Located in the small tech bubble of Ra’anana, not far from Tel Aviv, Mommy Work is a coworking space for parents of young children which offers onsite daycare and a tightly scheduled work-play agenda. Diaper changes are at 9:45 and 12:15, according to the website.
It is the first parent-oriented co-working venture to open in Israel, a country where the startup employee is king, co-working spaces shoot up like weeds in an unkempt backyard, and the average fertility rate is near twice the OECD average of 1.7 births per woman, according to OECD data.
Opened in February, the Mommy Work office spans 200 square meters and is divided into a child-free open-space working zone, a daycare, and a salon where parents and children can hang together. Mommy Work welcomes parents of children aged 3-months to 3 years. In Israel, mandatory public education is provided to all children aged three and older.
Despite what the name suggests, the Mommy Work website addresses both male and female parents. “Career or parenting? Why choose when you can have both?” the site boasts, echoing that familiar adage, that women — er, parents — can truly have it all.
“We wanted to show what career-driven mothers can be like,” Gal Haim, the producer turned entrepreneur who founded Mommy Work with her husband, Asaf Haim, told Calcalist in an interview on Wednesday.
Homegrown co-working real estate companies such as Mindspace, Mixer, Be All, and Labs are experiencing something of a boom, sprouting new locations in Israel and abroad.
The co-working real estate “guru” Adam Neumann, co-founder and CEO of market leader WeWork, hails from Israel where he spent some of his formative years in a kibbutz. WeWork currently operates 234 locations in 22 countries, 10 of which are in Israel.
In April, a coworking space for ultra-Orthodox Jews, called Ampersand, opened in Bnei Brak, a suburb of Tel Aviv.
Panthera, a women-only coworking space and “exclusive social club” is set to open in Tel Aviv this year. The first gendered coworking space is accepting applications for a $42 (NIS 150) fee and is performing a “diagnostic evaluation process” to ensure only the most qualified women are admitted.
In November, WeWork led a $32 million investment round for women-only co-working startup The Wing. Founded in 2015, The Wing operates like a high-end members-only social club with annual memberships costing approximately $3000 and thousands of applicants on its wait-list, according to multiple reports.

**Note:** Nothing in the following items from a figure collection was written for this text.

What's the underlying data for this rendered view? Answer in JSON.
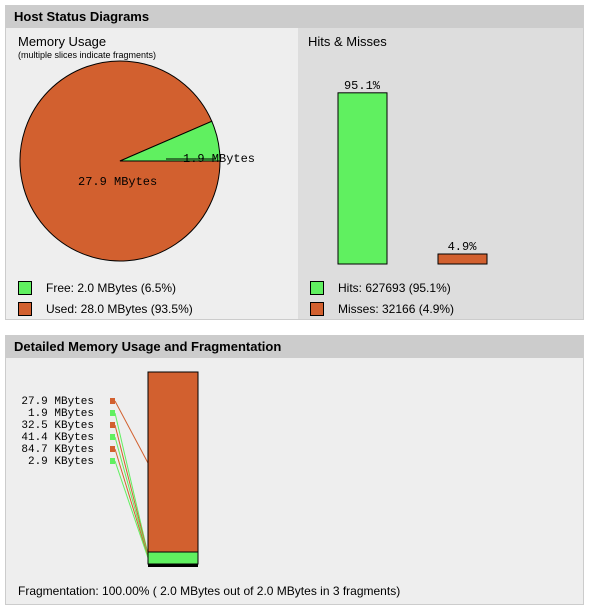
{
  "host_status": {
    "header": "Host Status Diagrams",
    "memory": {
      "title": "Memory Usage",
      "note": "(multiple slices indicate fragments)",
      "pie_labels": {
        "free": "1.9 MBytes",
        "used": "27.9 MBytes"
      },
      "legend": {
        "free": "Free: 2.0 MBytes (6.5%)",
        "used": "Used: 28.0 MBytes (93.5%)"
      }
    },
    "hits": {
      "title": "Hits & Misses",
      "bar_labels": {
        "hits": "95.1%",
        "misses": "4.9%"
      },
      "legend": {
        "hits": "Hits: 627693 (95.1%)",
        "misses": "Misses: 32166 (4.9%)"
      }
    }
  },
  "detail": {
    "header": "Detailed Memory Usage and Fragmentation",
    "fragment_labels": [
      "27.9 MBytes",
      "1.9 MBytes",
      "32.5 KBytes",
      "41.4 KBytes",
      "84.7 KBytes",
      "2.9 KBytes"
    ],
    "fragmentation_text": "Fragmentation: 100.00% ( 2.0 MBytes out of 2.0 MBytes in 3 fragments)"
  },
  "colors": {
    "free": "#60f060",
    "used": "#d2602f",
    "panel": "#eeeeee",
    "header": "#cccccc"
  },
  "chart_data": [
    {
      "type": "pie",
      "title": "Memory Usage",
      "categories": [
        "Free",
        "Used"
      ],
      "values": [
        6.5,
        93.5
      ],
      "slice_labels": [
        "1.9 MBytes",
        "27.9 MBytes"
      ]
    },
    {
      "type": "bar",
      "title": "Hits & Misses",
      "categories": [
        "Hits",
        "Misses"
      ],
      "values": [
        95.1,
        4.9
      ],
      "ylim": [
        0,
        100
      ]
    }
  ]
}
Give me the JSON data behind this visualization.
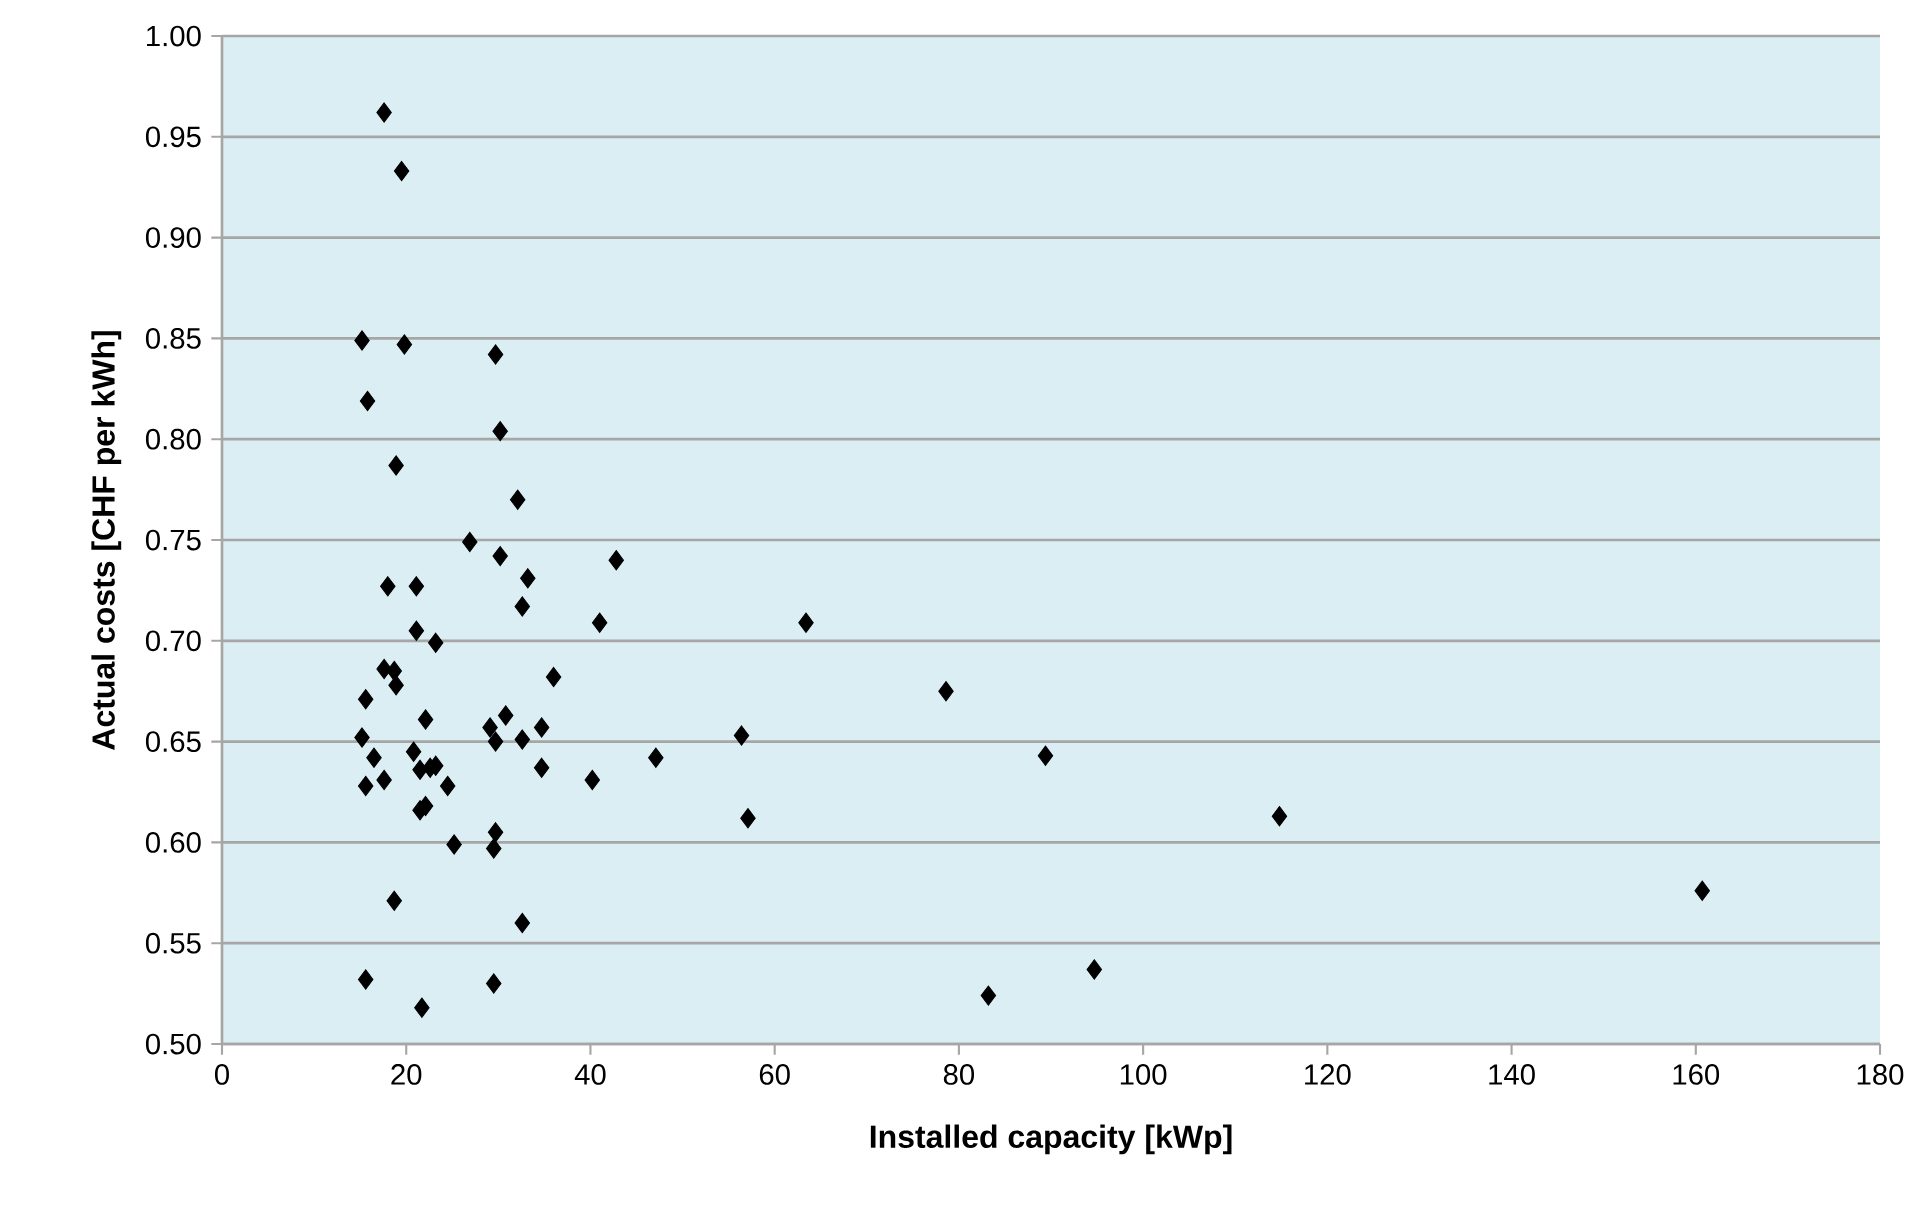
{
  "chart_data": {
    "type": "scatter",
    "xlabel": "Installed capacity [kWp]",
    "ylabel": "Actual costs [CHF per kWh]",
    "x": [
      17.6,
      19.5,
      15.2,
      19.8,
      29.7,
      15.8,
      30.2,
      18.9,
      32.1,
      26.9,
      30.2,
      33.2,
      18.0,
      21.1,
      32.6,
      21.1,
      23.2,
      17.6,
      18.7,
      18.9,
      36.0,
      15.6,
      22.1,
      30.8,
      29.1,
      34.7,
      15.2,
      29.7,
      32.6,
      16.5,
      20.8,
      21.5,
      22.6,
      23.2,
      34.7,
      15.6,
      17.6,
      24.5,
      21.5,
      22.1,
      25.2,
      29.7,
      29.5,
      18.7,
      32.6,
      15.6,
      29.5,
      21.7,
      42.8,
      41.0,
      56.4,
      47.1,
      40.2,
      57.1,
      63.4,
      78.6,
      89.4,
      114.8,
      160.7,
      83.2,
      94.7
    ],
    "values": [
      0.962,
      0.933,
      0.849,
      0.847,
      0.842,
      0.819,
      0.804,
      0.787,
      0.77,
      0.749,
      0.742,
      0.731,
      0.727,
      0.727,
      0.717,
      0.705,
      0.699,
      0.686,
      0.685,
      0.678,
      0.682,
      0.671,
      0.661,
      0.663,
      0.657,
      0.657,
      0.652,
      0.65,
      0.651,
      0.642,
      0.645,
      0.636,
      0.637,
      0.638,
      0.637,
      0.628,
      0.631,
      0.628,
      0.616,
      0.618,
      0.599,
      0.605,
      0.597,
      0.571,
      0.56,
      0.532,
      0.53,
      0.518,
      0.74,
      0.709,
      0.653,
      0.642,
      0.631,
      0.612,
      0.709,
      0.675,
      0.643,
      0.613,
      0.576,
      0.524,
      0.537
    ],
    "color": "#000000",
    "marker": "diamond",
    "xlim": [
      0,
      180
    ],
    "xticks": [
      0,
      20,
      40,
      60,
      80,
      100,
      120,
      140,
      160,
      180
    ],
    "ylim": [
      0.5,
      1.0
    ],
    "yticks": [
      {
        "value": 0.5,
        "label": "0.50"
      },
      {
        "value": 0.55,
        "label": "0.55"
      },
      {
        "value": 0.6,
        "label": "0.60"
      },
      {
        "value": 0.65,
        "label": "0.65"
      },
      {
        "value": 0.7,
        "label": "0.70"
      },
      {
        "value": 0.75,
        "label": "0.75"
      },
      {
        "value": 0.8,
        "label": "0.80"
      },
      {
        "value": 0.85,
        "label": "0.85"
      },
      {
        "value": 0.9,
        "label": "0.90"
      },
      {
        "value": 0.95,
        "label": "0.95"
      },
      {
        "value": 1.0,
        "label": "1.00"
      }
    ],
    "grid": "y"
  }
}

According to the company’s website, The Wing offers lactation rooms as part of its amenities, but no childcare services.
Of the 30 current paying members of Mommy Work approximately 80% are women, Ms. Haim told Calcalist. This seems natural to her, she said, adding that having been through maternity leave and being a primary caretaker to her own son made her more inclined to remain close to him after her leave ended.
Like other co-working spaces, Mommy Work offers well-designed open workspaces, conference rooms, a stocked kitchen and other office amenities. Unlike other office spaces where startup employees work around the clock, Mommy Work is open from 8 am to 5 pm. “It is a statement: time to go home,” Ms. Haim said. “The work day does not need to go on forever.”

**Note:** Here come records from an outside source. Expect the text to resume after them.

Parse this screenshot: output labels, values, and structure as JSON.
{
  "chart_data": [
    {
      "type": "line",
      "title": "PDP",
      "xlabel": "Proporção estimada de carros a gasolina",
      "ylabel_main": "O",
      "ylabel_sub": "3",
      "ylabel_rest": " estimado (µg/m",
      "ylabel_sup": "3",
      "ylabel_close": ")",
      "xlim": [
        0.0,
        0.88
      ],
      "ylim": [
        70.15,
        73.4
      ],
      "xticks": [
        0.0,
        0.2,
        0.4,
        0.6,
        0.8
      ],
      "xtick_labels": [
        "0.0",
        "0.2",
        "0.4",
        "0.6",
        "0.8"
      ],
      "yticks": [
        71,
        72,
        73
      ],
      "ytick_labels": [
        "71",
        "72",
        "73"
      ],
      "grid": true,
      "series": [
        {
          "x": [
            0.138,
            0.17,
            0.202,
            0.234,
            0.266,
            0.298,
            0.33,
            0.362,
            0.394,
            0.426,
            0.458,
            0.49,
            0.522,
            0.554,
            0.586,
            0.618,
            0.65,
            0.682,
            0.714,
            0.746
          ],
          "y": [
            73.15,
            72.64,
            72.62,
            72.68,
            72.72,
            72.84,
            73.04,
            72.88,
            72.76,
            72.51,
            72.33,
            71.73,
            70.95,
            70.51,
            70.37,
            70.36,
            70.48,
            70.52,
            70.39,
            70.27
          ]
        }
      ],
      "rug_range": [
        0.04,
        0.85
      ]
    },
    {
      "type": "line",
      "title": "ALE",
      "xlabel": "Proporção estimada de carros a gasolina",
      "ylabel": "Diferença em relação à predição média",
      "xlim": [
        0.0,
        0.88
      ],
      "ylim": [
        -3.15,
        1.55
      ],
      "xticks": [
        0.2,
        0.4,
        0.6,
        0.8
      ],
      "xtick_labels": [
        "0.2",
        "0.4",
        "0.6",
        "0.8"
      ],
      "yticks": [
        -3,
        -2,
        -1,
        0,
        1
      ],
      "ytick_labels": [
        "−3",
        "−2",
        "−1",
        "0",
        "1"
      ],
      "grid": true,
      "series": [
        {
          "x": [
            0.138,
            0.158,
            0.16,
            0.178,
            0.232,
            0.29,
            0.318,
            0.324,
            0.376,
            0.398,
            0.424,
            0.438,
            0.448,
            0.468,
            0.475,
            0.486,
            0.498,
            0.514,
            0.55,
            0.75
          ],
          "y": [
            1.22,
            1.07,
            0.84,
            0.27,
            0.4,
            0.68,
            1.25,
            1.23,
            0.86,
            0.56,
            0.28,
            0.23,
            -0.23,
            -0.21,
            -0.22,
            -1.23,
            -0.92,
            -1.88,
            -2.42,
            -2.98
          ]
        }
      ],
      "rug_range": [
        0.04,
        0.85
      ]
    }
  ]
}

In a March article, Quartz’s Corinne Purtill asked why are there so few co-working spaces with childcare. In the U.S., she wrote, this is partially due to licensing requirements that make operating a daycare uneconomic. State laws, for example, require daycares to maintain a certain ratio of staff to children, which means co-working sites must know exactly how many children to expect each day. Adding the cost of space and quality child care workers, it becomes a costly amenity.
Parent-oriented co-working spaces have opened in recent years wherever co-working spaces have become bon ton, but these are typically local, single-location operations. While it was reported last year that WeWork is launching a private elementary school, WeGrow, in New York City, the market-leader does not offer daycare services at its locations.[
Neither do Israeli players like Labs and Mindspace, which could spell opportunity to a business like Ms. Haim’s.
Ms. Haim is due to go on maternity leave with her second child in October, after which she and her husband aim to launch a Tel Aviv location. The pair has a desire to open locations throughout the country, but no set plan yet. “We are working from the gut,” Ms. Haim said.